Sustainable finance, funding rounds, acquisitions & private equity deals

⚡️ Excelsior Energy Capital closed its second fund, Excelsior Renewable Energy Investment Fund II, with over $1 billion in capital commitments. Fund II focuses on equity investments in US-based solar, wind, energy storage, and other energy transition infrastructure, and is already over 50% deployed across 15 projects totaling 2.25 GW of capacity. The firm also launched its first portfolio company under the fund, Lydian Energy, to develop utility-scale clean energy projects.

📈 JP Morgan Asset Management’s Campbell Global closed its Forest & Climate Solutions Fund II at $1.5 billion, bringing total capital raised for its timberland strategy to $2.3 billion with additional mandates. The fund focuses on responsible forest management that combines timber production with carbon sequestration, biodiversity enhancement, and climate benefits. Launched in 2022, it currently holds 212,000 acres of sustainably managed timberland, aiming to provide income, long-term value, and nature-based carbon removal.

📈 Carbon Equity closed its third climate tech fund of funds, Climate Tech Portfolio Fund III, with €107 million in commitments. The Amsterdam-based platform, founded in 2021, enables individuals to invest in top-tier climate-focused private equity and venture capital funds. Fund III, launched in March 2024, targets investments in at least 150 climate tech companies across sectors such as green hydrogen, zero-emission cement, iron-air batteries, and alternative proteins.

🔋 Volkswagen-owned truckmaker Scania finalized the purchase of Northvolt’s bankrupt battery pack division for heavy industry. The acquisition, confirmed Friday, marks the first asset sale from Sweden’s Northvolt after its bankruptcy and includes a 260-employee unit with operations in Poland and an R&D center in Sweden. Scania, a stakeholder and customer of Northvolt, said the move aligns with its strategy to enhance electrification for off-road applications, and that the acquired operations will continue as normal.

Funding rounds:

👚 Paris-based sustainable fashion tech startup Fairly Made raised €15 million in a Series B round to expand its supply chain traceability and impact measurement platform.
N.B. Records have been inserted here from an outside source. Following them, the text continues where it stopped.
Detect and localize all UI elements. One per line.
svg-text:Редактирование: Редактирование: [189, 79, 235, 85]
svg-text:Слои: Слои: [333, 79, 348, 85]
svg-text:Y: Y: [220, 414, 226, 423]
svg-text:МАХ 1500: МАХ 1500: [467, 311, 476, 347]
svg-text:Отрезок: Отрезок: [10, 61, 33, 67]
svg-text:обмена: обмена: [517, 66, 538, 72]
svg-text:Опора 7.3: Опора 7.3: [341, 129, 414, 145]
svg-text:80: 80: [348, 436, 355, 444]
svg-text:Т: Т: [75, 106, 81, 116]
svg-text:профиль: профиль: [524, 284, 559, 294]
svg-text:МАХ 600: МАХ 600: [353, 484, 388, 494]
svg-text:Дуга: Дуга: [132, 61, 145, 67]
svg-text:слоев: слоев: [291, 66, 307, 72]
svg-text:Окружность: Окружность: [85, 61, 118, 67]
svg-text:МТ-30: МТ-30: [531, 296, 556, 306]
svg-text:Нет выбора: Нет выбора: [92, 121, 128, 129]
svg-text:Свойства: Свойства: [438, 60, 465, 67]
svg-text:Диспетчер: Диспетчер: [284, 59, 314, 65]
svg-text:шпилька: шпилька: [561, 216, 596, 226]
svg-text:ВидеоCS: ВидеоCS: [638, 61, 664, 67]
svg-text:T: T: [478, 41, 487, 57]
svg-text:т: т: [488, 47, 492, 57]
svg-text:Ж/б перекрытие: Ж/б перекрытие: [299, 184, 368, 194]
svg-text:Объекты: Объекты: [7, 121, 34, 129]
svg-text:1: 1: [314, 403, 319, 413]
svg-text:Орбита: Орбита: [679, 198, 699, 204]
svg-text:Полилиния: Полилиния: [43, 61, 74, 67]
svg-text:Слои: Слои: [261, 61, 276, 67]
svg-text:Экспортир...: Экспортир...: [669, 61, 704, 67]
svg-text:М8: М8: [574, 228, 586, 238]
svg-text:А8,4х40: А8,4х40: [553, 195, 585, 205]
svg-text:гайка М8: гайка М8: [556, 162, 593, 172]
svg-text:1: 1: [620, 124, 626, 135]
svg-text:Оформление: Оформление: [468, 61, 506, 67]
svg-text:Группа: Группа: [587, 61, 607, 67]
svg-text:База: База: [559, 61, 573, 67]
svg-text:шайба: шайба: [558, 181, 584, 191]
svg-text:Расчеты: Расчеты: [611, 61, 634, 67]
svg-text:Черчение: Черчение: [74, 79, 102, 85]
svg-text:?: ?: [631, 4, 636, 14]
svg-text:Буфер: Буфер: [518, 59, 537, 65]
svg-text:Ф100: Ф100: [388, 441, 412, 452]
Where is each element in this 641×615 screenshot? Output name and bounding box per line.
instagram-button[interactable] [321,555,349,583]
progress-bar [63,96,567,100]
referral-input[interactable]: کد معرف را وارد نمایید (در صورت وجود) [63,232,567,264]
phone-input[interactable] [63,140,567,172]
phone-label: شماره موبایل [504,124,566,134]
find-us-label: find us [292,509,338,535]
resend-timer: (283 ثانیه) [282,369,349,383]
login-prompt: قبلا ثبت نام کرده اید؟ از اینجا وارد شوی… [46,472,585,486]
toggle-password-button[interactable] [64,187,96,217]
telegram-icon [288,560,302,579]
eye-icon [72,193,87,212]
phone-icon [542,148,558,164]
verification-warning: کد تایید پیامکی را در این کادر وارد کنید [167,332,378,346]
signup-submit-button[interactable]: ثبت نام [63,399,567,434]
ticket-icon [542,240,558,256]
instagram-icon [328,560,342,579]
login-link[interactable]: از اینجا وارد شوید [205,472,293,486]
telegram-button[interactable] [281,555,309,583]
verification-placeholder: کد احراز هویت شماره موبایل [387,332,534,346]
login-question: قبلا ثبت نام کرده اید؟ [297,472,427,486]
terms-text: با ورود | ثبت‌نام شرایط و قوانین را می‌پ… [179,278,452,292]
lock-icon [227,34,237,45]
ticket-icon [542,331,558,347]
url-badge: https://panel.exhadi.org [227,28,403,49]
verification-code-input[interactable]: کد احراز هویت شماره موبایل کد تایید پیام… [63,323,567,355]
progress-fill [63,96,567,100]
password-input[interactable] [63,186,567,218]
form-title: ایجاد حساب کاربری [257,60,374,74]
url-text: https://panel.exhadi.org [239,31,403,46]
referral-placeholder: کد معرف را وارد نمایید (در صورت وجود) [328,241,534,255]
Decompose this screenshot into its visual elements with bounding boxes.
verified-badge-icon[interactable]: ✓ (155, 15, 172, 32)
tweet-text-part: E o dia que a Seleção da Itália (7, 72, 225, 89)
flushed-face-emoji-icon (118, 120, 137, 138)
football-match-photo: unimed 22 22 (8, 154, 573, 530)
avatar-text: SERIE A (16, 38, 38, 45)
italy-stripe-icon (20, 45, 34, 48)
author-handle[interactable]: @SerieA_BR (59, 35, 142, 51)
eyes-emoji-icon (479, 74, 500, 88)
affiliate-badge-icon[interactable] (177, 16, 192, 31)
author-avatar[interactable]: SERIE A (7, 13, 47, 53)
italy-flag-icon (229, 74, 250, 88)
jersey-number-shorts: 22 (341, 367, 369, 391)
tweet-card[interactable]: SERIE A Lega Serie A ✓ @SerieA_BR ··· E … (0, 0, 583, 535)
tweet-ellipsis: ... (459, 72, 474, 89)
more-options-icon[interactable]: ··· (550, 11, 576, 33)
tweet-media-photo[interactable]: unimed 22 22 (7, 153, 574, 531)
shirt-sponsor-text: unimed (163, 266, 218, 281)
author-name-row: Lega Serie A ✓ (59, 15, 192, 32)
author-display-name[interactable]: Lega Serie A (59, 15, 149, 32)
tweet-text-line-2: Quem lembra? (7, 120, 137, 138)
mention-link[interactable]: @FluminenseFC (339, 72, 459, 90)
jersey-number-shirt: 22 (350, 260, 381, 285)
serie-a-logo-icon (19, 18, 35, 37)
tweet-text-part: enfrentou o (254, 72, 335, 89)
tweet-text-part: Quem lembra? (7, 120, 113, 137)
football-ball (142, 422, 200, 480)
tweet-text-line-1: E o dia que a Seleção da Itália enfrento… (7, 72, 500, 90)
Founded in 2018, Fairly Made helps fashion brands assess the environmental and social footprint of their products by tracing raw material origins and manufacturing processes.

📊 Tracera, a New York-based sustainability data platform, raised $12 million in Series A funding to scale its solution for ESG reporting compliance. Founded in 2022 and formerly known as ESG Flo, Tracera automates the collection, verification, and auditing of sustainability data to help businesses meet regulatory requirements and back up their ESG claims with traceable data.

🏢 Toronto-based building optimization startup Adaptis raised $4 million in seed funding to scale its platform across the US and Canada. Founded in 2022, Adaptis helps building owners and operators simplify capital planning and sustainability decisions by integrating financial, operational, and carbon data. Its platform enables data-driven retrofits and long-term cost and carbon optimization, reportedly delivering 20% average capex savings across its 350 active buildings.